Saturday 2nd March I attended in London the protest against discrimination and persecution of Pakistani Christians.
Organized by the British Pakistani Christian Association, it included the presentation of a petition both to London's Pakistani Embassy and to the British Prime Minister's residence in 10 Downing Street. Several religious figures and human rights campaigners were speakers at the demonstration.
A Peace Rally and Memorial Concert in Trafalgar Square followed, in memory of Shahbaz Bhatti, the Roman Catholic man who was Pakistan's first Minister for Minorities Affairs from 2008 until Muslim extremists assassinated him in 2011 for his work to abolish the country's blasphemy law which has been used to persecute faith minorities. He was the only Christian in the government.
Minister Bhatti had received repeated death threats for his consistent defence of the rights of Pakistan's religious minorities and for his fight for the abolition of Pakistan’s shameful blasphemy laws, which mandate the death sentence for anyone thought to have spoken ill of Muhammad or to have in any way offended Muslim sensitivities: the standard of accepted evidence is very low, and intent or lack of it is not a consideration in passing the sentence.
Two months before the assassination of Bhatti, another man campaigning for the same cause, Provincial Governor Salman Taseer, had been killed by his own bodyguard, who for his crime was welcomed as a hero by many Pakistani Muslims.
Saturday's event, like a similar one in 2012, commemorated the anniversary of Shahbaz Bhatti's assassination on 2 March 2011 outside his home in Islamabad.
Constantly Pakistani Christians are killed for their faith, or other atrocities are committed against them, like the rape of a Christian 2-year-old girl because her father refused to convert to Islam.
The situation of Christians in Pakistan is dire. Recently a Christian 19-year-old boy, Mard-e-Khuda, living in the Bahawalpur district, was barbarically killed on the false accusation of having an affair with a Muslim girl.
"20 million Christians in Pakistan are treated as second class citizens and denied justice in Pakistan by Islamic governments which never feel ashamed to release Muslim criminals and terrorists" said Dr. Nazir S Bhatti, who has been been campaigning for equal rights for Christian people in Pakistan since 1985 and is President of the Pakistan Christian Congress (PCC). He had to flee Pakistan for his safety and now lives in the USA.
While in his country Nazir Bhatti was arrested many times.

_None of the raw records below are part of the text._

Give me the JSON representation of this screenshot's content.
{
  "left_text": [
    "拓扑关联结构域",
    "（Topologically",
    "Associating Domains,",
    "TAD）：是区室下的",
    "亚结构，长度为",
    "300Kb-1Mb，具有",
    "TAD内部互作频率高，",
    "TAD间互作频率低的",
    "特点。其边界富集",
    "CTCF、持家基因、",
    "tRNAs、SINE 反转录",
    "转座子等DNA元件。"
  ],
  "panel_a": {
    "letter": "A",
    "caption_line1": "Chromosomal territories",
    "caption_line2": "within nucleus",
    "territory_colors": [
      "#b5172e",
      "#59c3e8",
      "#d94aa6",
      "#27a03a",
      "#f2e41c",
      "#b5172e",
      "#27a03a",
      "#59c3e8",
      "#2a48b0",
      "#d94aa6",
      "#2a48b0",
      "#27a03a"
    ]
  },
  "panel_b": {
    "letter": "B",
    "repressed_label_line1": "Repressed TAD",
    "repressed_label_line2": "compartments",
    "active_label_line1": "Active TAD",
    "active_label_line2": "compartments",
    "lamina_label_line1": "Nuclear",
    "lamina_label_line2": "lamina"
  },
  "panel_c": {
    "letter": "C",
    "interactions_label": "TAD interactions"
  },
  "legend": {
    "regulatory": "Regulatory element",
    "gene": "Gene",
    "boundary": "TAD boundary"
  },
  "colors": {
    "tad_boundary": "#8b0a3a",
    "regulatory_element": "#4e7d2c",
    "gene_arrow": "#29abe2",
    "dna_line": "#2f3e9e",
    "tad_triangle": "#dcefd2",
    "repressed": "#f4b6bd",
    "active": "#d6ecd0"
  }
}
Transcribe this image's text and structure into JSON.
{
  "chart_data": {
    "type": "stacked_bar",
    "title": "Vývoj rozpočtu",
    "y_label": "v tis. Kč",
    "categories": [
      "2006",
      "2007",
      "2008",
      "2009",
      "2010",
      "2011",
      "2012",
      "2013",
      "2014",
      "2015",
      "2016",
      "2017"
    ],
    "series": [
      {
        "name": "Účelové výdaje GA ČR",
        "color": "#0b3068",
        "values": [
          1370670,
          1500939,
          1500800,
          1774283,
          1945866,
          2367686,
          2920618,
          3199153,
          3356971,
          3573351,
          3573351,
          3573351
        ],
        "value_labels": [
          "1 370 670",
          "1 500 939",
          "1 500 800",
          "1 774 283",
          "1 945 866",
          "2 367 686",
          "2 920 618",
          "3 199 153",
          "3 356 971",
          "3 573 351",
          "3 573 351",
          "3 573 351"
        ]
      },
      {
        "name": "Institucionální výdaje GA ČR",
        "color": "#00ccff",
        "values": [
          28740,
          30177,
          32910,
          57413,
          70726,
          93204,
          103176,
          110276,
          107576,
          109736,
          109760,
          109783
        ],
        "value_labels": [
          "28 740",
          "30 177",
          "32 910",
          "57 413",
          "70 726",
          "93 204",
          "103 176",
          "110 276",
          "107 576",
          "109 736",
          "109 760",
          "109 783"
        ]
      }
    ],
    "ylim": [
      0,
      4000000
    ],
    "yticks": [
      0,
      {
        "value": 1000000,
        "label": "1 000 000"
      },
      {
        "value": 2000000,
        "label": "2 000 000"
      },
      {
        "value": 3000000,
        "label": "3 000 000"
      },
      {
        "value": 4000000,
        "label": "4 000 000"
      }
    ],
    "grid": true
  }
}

The government of Pakistan registered 21 false cases of treason and blasphemy against him on February 13 1998, for leading a protest against the burning of the Christian village Shanti Nagar in Punjab by radical Muslims.

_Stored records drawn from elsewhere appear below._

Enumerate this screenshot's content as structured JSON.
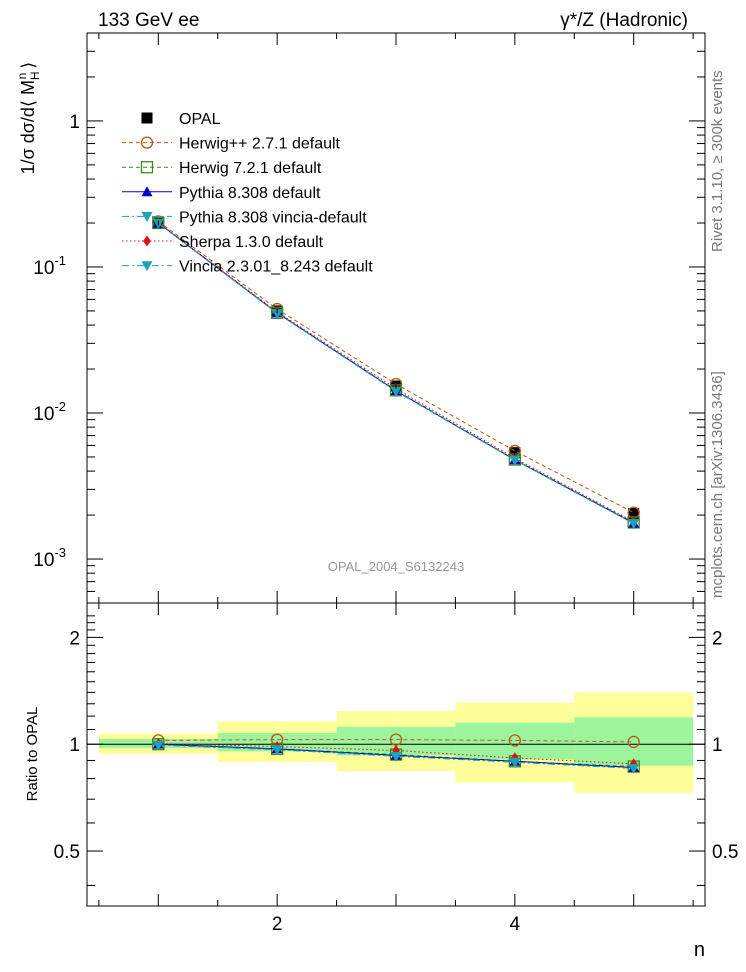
{
  "header": {
    "left": "133 GeV ee",
    "right": "γ*/Z (Hadronic)"
  },
  "side_labels": {
    "rivet": "Rivet 3.1.10, ≥ 300k events",
    "mcplots": "mcplots.cern.ch [arXiv:1306.3436]"
  },
  "watermark": "OPAL_2004_S6132243",
  "chart_data": [
    {
      "type": "line",
      "panel": "main",
      "title": "133 GeV ee  γ*/Z (Hadronic)",
      "xlabel": "n",
      "ylabel": "1/σ dσ/d⟨ M_H^n ⟩",
      "yscale": "log",
      "xlim": [
        0.4,
        5.6
      ],
      "ylim": [
        0.0005,
        4.0
      ],
      "ytick_values": [
        0.001,
        0.01,
        0.1,
        1
      ],
      "ytick_labels": [
        "10^-3",
        "10^-2",
        "10^-1",
        "1"
      ],
      "x": [
        1,
        2,
        3,
        4,
        5
      ],
      "series": [
        {
          "name": "OPAL",
          "color": "#000000",
          "marker": "square-filled",
          "style": "none",
          "values": [
            0.2,
            0.05,
            0.0153,
            0.00535,
            0.00205
          ]
        },
        {
          "name": "Herwig++ 2.7.1 default",
          "color": "#b8561a",
          "marker": "circle-open",
          "style": "dash",
          "values": [
            0.205,
            0.0515,
            0.0158,
            0.0055,
            0.00208
          ]
        },
        {
          "name": "Herwig 7.2.1 default",
          "color": "#3a8a1a",
          "marker": "square-open",
          "style": "dash",
          "values": [
            0.2,
            0.0485,
            0.0143,
            0.0048,
            0.00178
          ]
        },
        {
          "name": "Pythia 8.308 default",
          "color": "#0000cc",
          "marker": "triangle-up",
          "style": "solid",
          "values": [
            0.2,
            0.0485,
            0.0142,
            0.00478,
            0.00176
          ]
        },
        {
          "name": "Pythia 8.308 vincia-default",
          "color": "#1aa3b3",
          "marker": "triangle-down",
          "style": "dashdot",
          "values": [
            0.199,
            0.0482,
            0.0141,
            0.00476,
            0.00175
          ]
        },
        {
          "name": "Sherpa 1.3.0 default",
          "color": "#e01010",
          "marker": "diamond",
          "style": "dot",
          "values": [
            0.201,
            0.0492,
            0.0147,
            0.0049,
            0.0018
          ]
        },
        {
          "name": "Vincia 2.3.01_8.243 default",
          "color": "#1aa3b3",
          "marker": "triangle-down",
          "style": "dashdot",
          "values": [
            0.199,
            0.0482,
            0.0141,
            0.00476,
            0.00175
          ]
        }
      ]
    },
    {
      "type": "line",
      "panel": "ratio",
      "xlabel": "n",
      "ylabel": "Ratio to OPAL",
      "yscale": "log",
      "xlim": [
        0.4,
        5.6
      ],
      "ylim": [
        0.35,
        2.5
      ],
      "ytick_values": [
        0.5,
        1,
        2
      ],
      "ytick_labels": [
        "0.5",
        "1",
        "2"
      ],
      "xtick_values": [
        2,
        4
      ],
      "xtick_labels": [
        "2",
        "4"
      ],
      "x": [
        1,
        2,
        3,
        4,
        5
      ],
      "bands": [
        {
          "x_low": 0.5,
          "x_high": 1.5,
          "stat_low": 0.975,
          "stat_high": 1.035,
          "tot_low": 0.94,
          "tot_high": 1.07
        },
        {
          "x_low": 1.5,
          "x_high": 2.5,
          "stat_low": 0.955,
          "stat_high": 1.075,
          "tot_low": 0.89,
          "tot_high": 1.16
        },
        {
          "x_low": 2.5,
          "x_high": 3.5,
          "stat_low": 0.93,
          "stat_high": 1.12,
          "tot_low": 0.84,
          "tot_high": 1.24
        },
        {
          "x_low": 3.5,
          "x_high": 4.5,
          "stat_low": 0.905,
          "stat_high": 1.15,
          "tot_low": 0.78,
          "tot_high": 1.31
        },
        {
          "x_low": 4.5,
          "x_high": 5.5,
          "stat_low": 0.87,
          "stat_high": 1.19,
          "tot_low": 0.73,
          "tot_high": 1.4
        }
      ],
      "series": [
        {
          "name": "Herwig++ 2.7.1 default",
          "color": "#b8561a",
          "marker": "circle-open",
          "style": "dash",
          "values": [
            1.025,
            1.03,
            1.03,
            1.025,
            1.015
          ]
        },
        {
          "name": "Herwig 7.2.1 default",
          "color": "#3a8a1a",
          "marker": "square-open",
          "style": "dash",
          "values": [
            1.0,
            0.97,
            0.935,
            0.895,
            0.865
          ]
        },
        {
          "name": "Pythia 8.308 default",
          "color": "#0000cc",
          "marker": "triangle-up",
          "style": "solid",
          "values": [
            1.0,
            0.97,
            0.93,
            0.895,
            0.86
          ]
        },
        {
          "name": "Pythia 8.308 vincia-default",
          "color": "#1aa3b3",
          "marker": "triangle-down",
          "style": "dashdot",
          "values": [
            0.995,
            0.965,
            0.925,
            0.89,
            0.855
          ]
        },
        {
          "name": "Sherpa 1.3.0 default",
          "color": "#e01010",
          "marker": "diamond",
          "style": "dot",
          "values": [
            1.005,
            0.985,
            0.96,
            0.915,
            0.88
          ]
        },
        {
          "name": "Vincia 2.3.01_8.243 default",
          "color": "#1aa3b3",
          "marker": "triangle-down",
          "style": "dashdot",
          "values": [
            0.995,
            0.965,
            0.925,
            0.89,
            0.855
          ]
        }
      ]
    }
  ]
}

The reality of Christian victimization and persecution in this Muslim-majority country is so horrific that I suggested that the international community, particularly the British Commonwealth of which it is part, should give Pakistan the South African treatment and treat it like a pariah until it repeals its blasphemy laws and protects its religious minorities.

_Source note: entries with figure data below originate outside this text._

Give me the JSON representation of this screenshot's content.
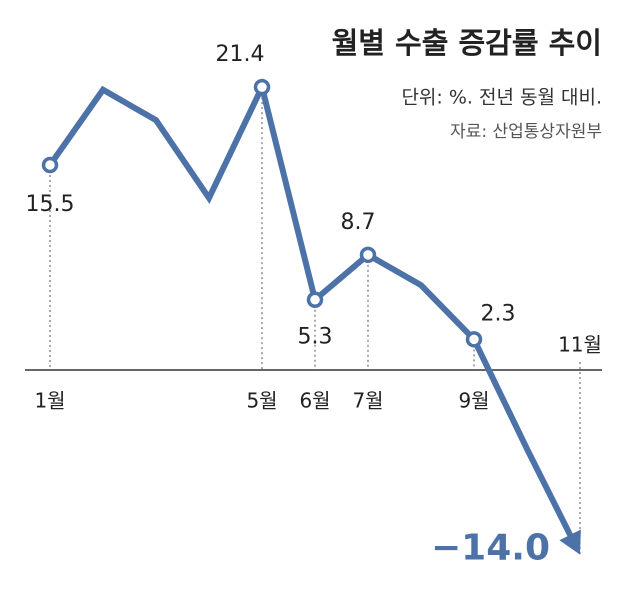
{
  "chart_data": {
    "type": "line",
    "title": "월별 수출 증감률 추이",
    "subtitle": "단위: %. 전년 동월 대비.",
    "source": "자료: 산업통상자원부",
    "categories": [
      "1월",
      null,
      null,
      null,
      "5월",
      "6월",
      "7월",
      null,
      "9월",
      null,
      "11월"
    ],
    "values": [
      15.5,
      21.2,
      18.9,
      13.0,
      21.4,
      5.3,
      8.7,
      6.4,
      2.3,
      -6.0,
      -14.0
    ],
    "value_labels": [
      "15.5",
      null,
      null,
      null,
      "21.4",
      "5.3",
      "8.7",
      null,
      "2.3",
      null,
      "−14.0"
    ],
    "color": "#4d72a8",
    "ylim": [
      -16,
      23
    ]
  }
}
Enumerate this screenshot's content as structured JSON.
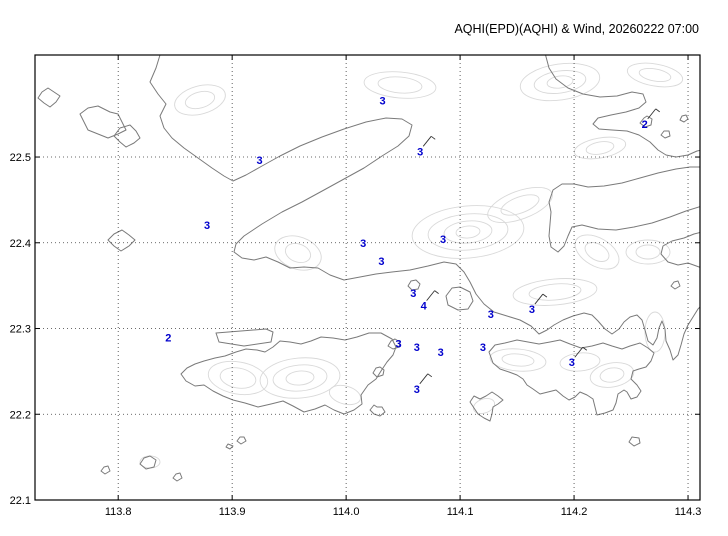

As usual, last Christmas was a dark Christmas for Pakistani Christians, and, amid growing fear of persecution and rampant economic and social discrimination in Pakistan, the year 2012 was one of the worst years for them.
Raymond Ibrahim, in his monthly report of Muslim Persecution of Christians throughout the world for December, writes about Pakistan:
Birgitta Almby, a 70-year-old Bible school teacher from Sweden, was shot by two men in front of her home; she died soon after. She had served in Pakistan for 38 years. Police said they could not find the assassins and could not unearth a motive, although Christians close to her have no doubt "Islamic extremists" murdered the elderly woman: "Who else would want to murder someone as apolitical and harmless as Almby, who had dedicated her life to serving humanity?" That service may have included sharing the Gospel with Muslims, an act strictly forbidden in Islam.Other recent Muslim atrocities against Christians are listed on Jihad Watch.
The list of horrors could continue, but I'm sure that those who do not want to look away and pretend it does not happen have now got the message.
On a positive note, March 2nd has now been proposed as the Annual World Day against Christianophobia, with a petition to the United Nations Secretary General Ban Ki-Moon for the recognition of a World Day against “Christianophobia”.
I would have probably preferred "against the persecution of Christians" to another "phobia", but it is true that the latter includes other forms of attack against Christianity, like the ones coming from the Western "progressives" as well as from communist regimes or the 1,400-year-old cult of Islam.